Sophia Burset, played by the actress and advocate Laverne Cox, is a transgender woman and an inmate at Litchfield, the prison setting for the Netflix drama Orange is the New Black. She is the only transgender woman in the women’s prison—which is not uncommon. While Sophia is playing an unconventional role, her backstory reveals the privilege her character leveraged to fight the prison system’s traditional response, which would have put her in men’s prison instead. Sophia’s story includes many of the harsh realities that transgender people experience in the prison system—including a long stint in solitary confinement and harassment from other inmates—but also includes her character connecting with other characters in all manner of moments. Sophia fights with her wife about how best to parent their son, demonstrating the complexities of negotiating gender as a woman parenting a boy.

Friends become enemies and friends again, she moves in and out of groups that she never fully finds acceptance in, and Cox brings a grace and intentionalism to her portrayal that make this character indomitable.

Learn more about Sophia Burset: Entity, Literary Litchfield

Deadpool, Marvel Comics

Deadpool, Marvel Comics

Deadpool is a mercenary-for-hire with a regeneration ability that allows him to survive gunshots, beatings, and explosions. He is also pansexual, flirting in the comics with Spiderman, Wolverine, Cable and others, and Collosus in the Deadpool 2 movie while having a comic and on-screen relationship with partner Vanessa Carlysle and a comic love obsession with Lady Death.

In both the comics and now on screen, Deadpool takes a traditional tough guy role and plays it with a mix of masculine and feminine flair.

While Deadpool is not a serious character, he is one of only two characters in the Marvel Universe who breaks the 4th wall—or is aware that he is in a comic and that “real people” are the ones on the outside of the story looking in, not the other characters around him. This awareness that “life is but a stage” leads him to being a comic relief character most of the time, but one who can contribute significant insight. His flirting with canon male characters in the Marvel comic and cinematic universe gives the audience opportunities to see superhero icons accepting and affirming LGBTQ identities—or getting a lecture on homophobia from the world’s deadliest merc. Due to his popularity and the possibility of him joining the X-Men and Marvel Cinematic Universe (click here to learn more about the MCU), the LGBTQ community can look forward to positive representation on screen and in the comics.

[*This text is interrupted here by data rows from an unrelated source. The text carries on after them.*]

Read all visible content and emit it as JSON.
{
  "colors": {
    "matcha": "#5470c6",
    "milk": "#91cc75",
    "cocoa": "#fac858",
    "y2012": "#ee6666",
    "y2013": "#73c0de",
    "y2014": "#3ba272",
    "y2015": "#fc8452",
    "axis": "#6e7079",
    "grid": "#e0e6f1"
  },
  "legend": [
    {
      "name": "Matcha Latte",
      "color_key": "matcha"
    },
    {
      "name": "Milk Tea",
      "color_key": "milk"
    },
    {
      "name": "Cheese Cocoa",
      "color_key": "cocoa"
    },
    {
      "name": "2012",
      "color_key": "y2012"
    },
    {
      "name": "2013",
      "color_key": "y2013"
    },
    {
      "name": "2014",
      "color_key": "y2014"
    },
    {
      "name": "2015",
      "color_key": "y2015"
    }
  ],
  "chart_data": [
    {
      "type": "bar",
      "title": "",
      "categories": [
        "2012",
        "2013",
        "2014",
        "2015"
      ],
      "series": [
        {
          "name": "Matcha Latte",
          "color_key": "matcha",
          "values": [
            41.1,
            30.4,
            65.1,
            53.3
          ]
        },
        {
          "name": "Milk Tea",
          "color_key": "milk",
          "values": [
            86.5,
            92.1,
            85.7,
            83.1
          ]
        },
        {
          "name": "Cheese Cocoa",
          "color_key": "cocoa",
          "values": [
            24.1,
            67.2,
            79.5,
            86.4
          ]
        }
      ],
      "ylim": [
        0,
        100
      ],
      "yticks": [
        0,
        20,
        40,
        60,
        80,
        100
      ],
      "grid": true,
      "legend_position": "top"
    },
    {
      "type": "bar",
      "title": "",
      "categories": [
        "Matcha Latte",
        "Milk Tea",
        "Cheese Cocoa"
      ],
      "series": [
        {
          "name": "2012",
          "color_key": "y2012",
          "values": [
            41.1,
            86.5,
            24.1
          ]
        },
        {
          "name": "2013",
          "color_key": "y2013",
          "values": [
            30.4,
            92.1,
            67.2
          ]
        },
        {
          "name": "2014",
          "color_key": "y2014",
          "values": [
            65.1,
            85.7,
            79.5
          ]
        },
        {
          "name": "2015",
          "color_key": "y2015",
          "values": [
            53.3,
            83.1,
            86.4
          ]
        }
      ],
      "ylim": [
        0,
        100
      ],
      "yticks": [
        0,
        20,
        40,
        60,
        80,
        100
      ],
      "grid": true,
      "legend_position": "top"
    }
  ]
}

Learn more about Deadpool: Entertainment, TOR

Lando Calrissian, Star Wars

Lando Calrissian, Star Wars

Lando Calrissian is a smuggler, gambler, and later the Baron Administrator of Cloud City. This criminal with a heart of gold is one of the franchises most beloved characters, and in considered one of the most suave beings in the Star Wars universe.

Introduced in The Empire Strikes Back with the character played by Billy Dee Williams, Lando is described as an old friend to lead character Han Solo. This relationship is explored in the prequel film Solo: A Star Wars Story, where Donald Glover plays a younger version of this lovable rogue. Lando is the original owner of the Millennium Falcon, one of science fiction’s most recognizable spaceships, which he loses to Han in a card game.

In Solo, Lando is in a low key romantic and sexual relationship with L3-37, a droid with a female voice and personality. When L3-37 is critically injured, it becomes clear that this relationship was not light or one-sided at all as Lando has an emotional breakdown and risks his life to recover the droid. He integrates her into the Millennium Falcon’s ship systems, and this backstory is meant to explain both why Lando is so emotional over the loss of his ship and why he later betrays Han in the Empire Strikes Back.